Nicht zuletzt von diesem Soziolekt wollte Margret Hölle sich emanzipieren, als sie nach 1945 nach München zog, eine Karriere als Schauspielerin und Sprecherin begann, die sie dann für eine Rolle als Ehefrau des Künstlers Erich Hölle und Mutter aufgab. Erst aus dieser Ferne begann sie die Wiedereroberung ihres Herkunftsidioms als Medium der Kunst. Damit macht sie etwas deutlich, was allen großen Stimmen der Mundartlyrik gemeinsam ist: dass nämlich jener Dialekt, der zur Dichtung wird, kaum je ungebrochen die Herkunftssprache ist, sondern deren Reflexion und Transformation auf einer höheren Ebene.

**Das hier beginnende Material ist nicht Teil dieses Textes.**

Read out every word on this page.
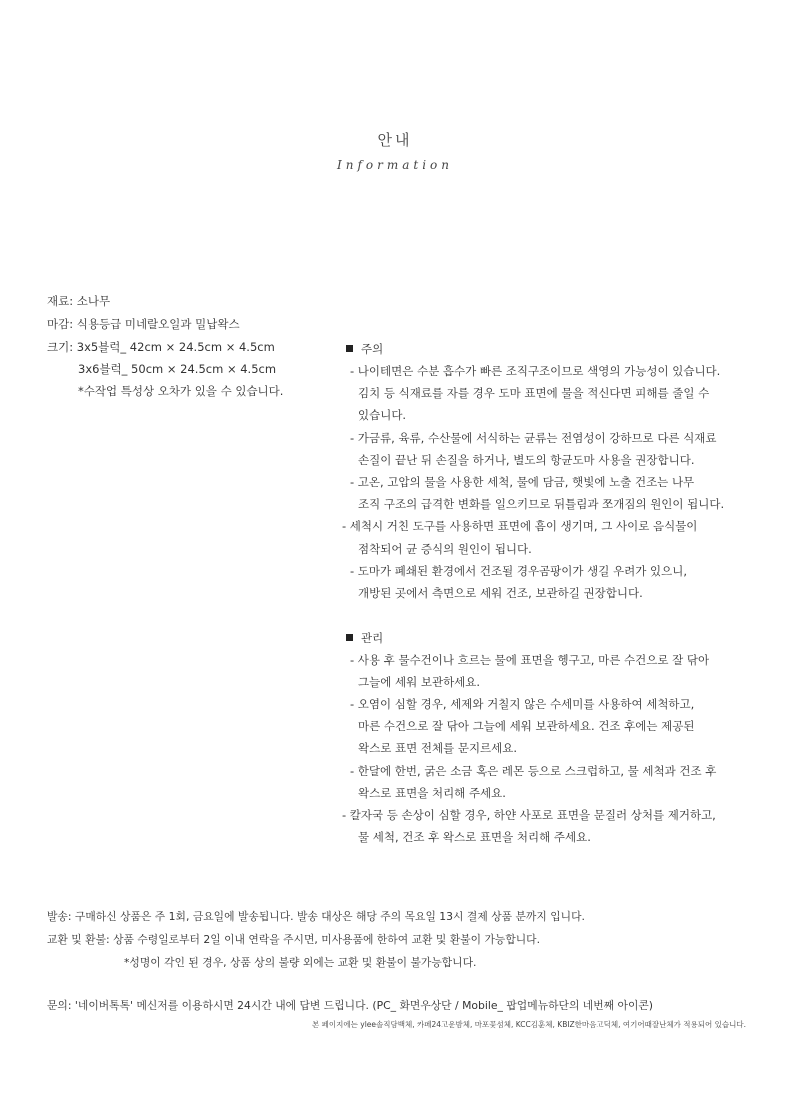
안내
Information
재료: 소나무
마감: 식용등급 미네랄오일과 밀납왁스
크기: 3x5블럭_ 42cm × 24.5cm × 4.5cm
3x6블럭_ 50cm × 24.5cm × 4.5cm
*수작업 특성상 오차가 있을 수 있습니다.
주의
- 나이테면은 수분 흡수가 빠른 조직구조이므로 색영의 가능성이 있습니다.
김치 등 식재료를 자를 경우 도마 표면에 물을 적신다면 피해를 줄일 수
있습니다.
- 가금류, 육류, 수산물에 서식하는 균류는 전염성이 강하므로 다른 식재료
손질이 끝난 뒤 손질을 하거나, 별도의 항균도마 사용을 권장합니다.
- 고온, 고압의 물을 사용한 세척, 물에 담금, 햇빛에 노출 건조는 나무
조직 구조의 급격한 변화를 일으키므로 뒤틀림과 쪼개짐의 원인이 됩니다.
- 세척시 거친 도구를 사용하면 표면에 흠이 생기며, 그 사이로 음식물이
점착되어 균 증식의 원인이 됩니다.
- 도마가 폐쇄된 환경에서 건조될 경우곰팡이가 생길 우려가 있으니,
개방된 곳에서 측면으로 세워 건조, 보관하길 권장합니다.
관리
- 사용 후 물수건이나 흐르는 물에 표면을 헹구고, 마른 수건으로 잘 닦아
그늘에 세워 보관하세요.
- 오염이 심할 경우, 세제와 거칠지 않은 수세미를 사용하여 세척하고,
마른 수건으로 잘 닦아 그늘에 세워 보관하세요. 건조 후에는 제공된
왁스로 표면 전체를 문지르세요.
- 한달에 한번, 굵은 소금 혹은 레몬 등으로 스크럽하고, 물 세척과 건조 후
왁스로 표면을 처리해 주세요.
- 칼자국 등 손상이 심할 경우, 하얀 사포로 표면을 문질러 상처를 제거하고,
물 세척, 건조 후 왁스로 표면을 처리해 주세요.
발송: 구매하신 상품은 주 1회, 금요일에 발송됩니다. 발송 대상은 해당 주의 목요일 13시 결제 상품 분까지 입니다.
교환 및 환불: 상품 수령일로부터 2일 이내 연락을 주시면, 미사용품에 한하여 교환 및 환불이 가능합니다.
*성명이 각인 된 경우, 상품 상의 불량 외에는 교환 및 환불이 불가능합니다.
문의: '네이버톡톡' 메신저를 이용하시면 24시간 내에 답변 드립니다. (PC_ 화면우상단 / Mobile_ 팝업메뉴하단의 네번째 아이콘)
본 페이지에는 ylee솔직담백체, 카페24고운밤체, 마포꽃섬체, KCC김훈체, KBIZ한마음고딕체, 여기어때잘난체가 적용되어 있습니다.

Die Mundart wird so für Hölle ein Sprachuniversum, in dem sie nicht nur Landschaft und ländliche Gesellschaft der „Stoapfalz" verarbeitet, sondern zudem die großen Fragen von Ethik, Religion (Theodizee) oder ökologischer Zerstörung. Die Gegebenheiten des Dialekts enthüllen sich dabei unerwartet als Mikrokosmos von Fragen, die heute im Kontext von Migration brisant sind – etwa das Gefühl doppelter Zugehörigkeit. Margret Hölle betreibt nicht zuletzt ein Stück Traditionsbildung der oberpfälzischen Mundartlyrik, wenn sie das Gedicht dieser Erfahrung Eugen Oker widmet:
Vu durd und vu dou
(für Eugen Oker)
I bi vu durd
wou ma
ansa Junga furdgöiht
I bi vu durd
wou ma sei Wurzlhirz
midnimmd
wou mas aapflanzt
unda da Sunn
vu durd und vu dou
Margret Hölle bei der 2. Viechtacher Literaturrevue 2005 © Herbert Pöhnl / Lichtung Verlag
Wurzelherz, so überschreibt Hölle auch den Band, in dem dieser Text erscheint, ihre dritte Sammlung in Oberpfälzer Mundart. Im Titel verwendet sie jedoch das hochdeutsche Wort – ein Zeichen, dass sie ihre Herzpfahlwurzel schon unter anderer Sonne angepflanzt hat? Oder möglicherweise wollte sie für das Buch im deutschen Publikationspanorama jene Ausgrenzung vermeiden, die sie in ihrem heimatlichen Sozialwesen unmittelbar erlebt zu haben scheint:
Wern wundads?
Oana wou koa Aawad houd
der gäiht mit laare Händ
durch seine Dooch
soucht wäi a gschlonga Hund sei Broud
der wou koa Aawad houd
schlouft an sein Fuß an Stoa
dern zöihgt da mit ins Bett
dou wachst da in da Noocht
da Stoa wäi a Gebiach
wern wundads äiz wenn aaf amoi
döi laare Händ dern Stoa wegschöbt
und d Finga zammagrailt
zu oana groußn Faust
Die Diphthonge des Oberpfälzischen werden hier so (im Wortsinn) geballt und massiv eingesetzt wie selbst bei Hölle sonst selten. Und allein lautlich identifiziert der erste Vers den „oana" unentrinnbar mit seinem Fluch und Stigma: „koa Aawad". Es ist noch dessen leichteste Form, dass er zunächst nur mehr den Wert eines Hundes hat – denn die Lautlichkeit wächst weiter zum „Stoa" und dann zum zermalmenden Gebirge auf seinem Herzen. Und hatte das „Wundern" im Titel schon so stark auch „Wunde" assoziieren lassen, folgt mit der Wiederholung der Titelfrage auch der Umschwung zum noch Schlimmeren: Denn sehr fatal passt in leere Hände nur zu gut ein Stein. Und unter dem nächtlichen Alpdruck wollen sie mehr als bloße Befreiung: Eine davon krallt sich zur Faust, die – so lädt uns der Text weiterzuimaginieren ein – dann ihrerseits gleich einem Stein oder als Stein geschleudert werden kann, in Fensterscheiben oder auf andere Menschen.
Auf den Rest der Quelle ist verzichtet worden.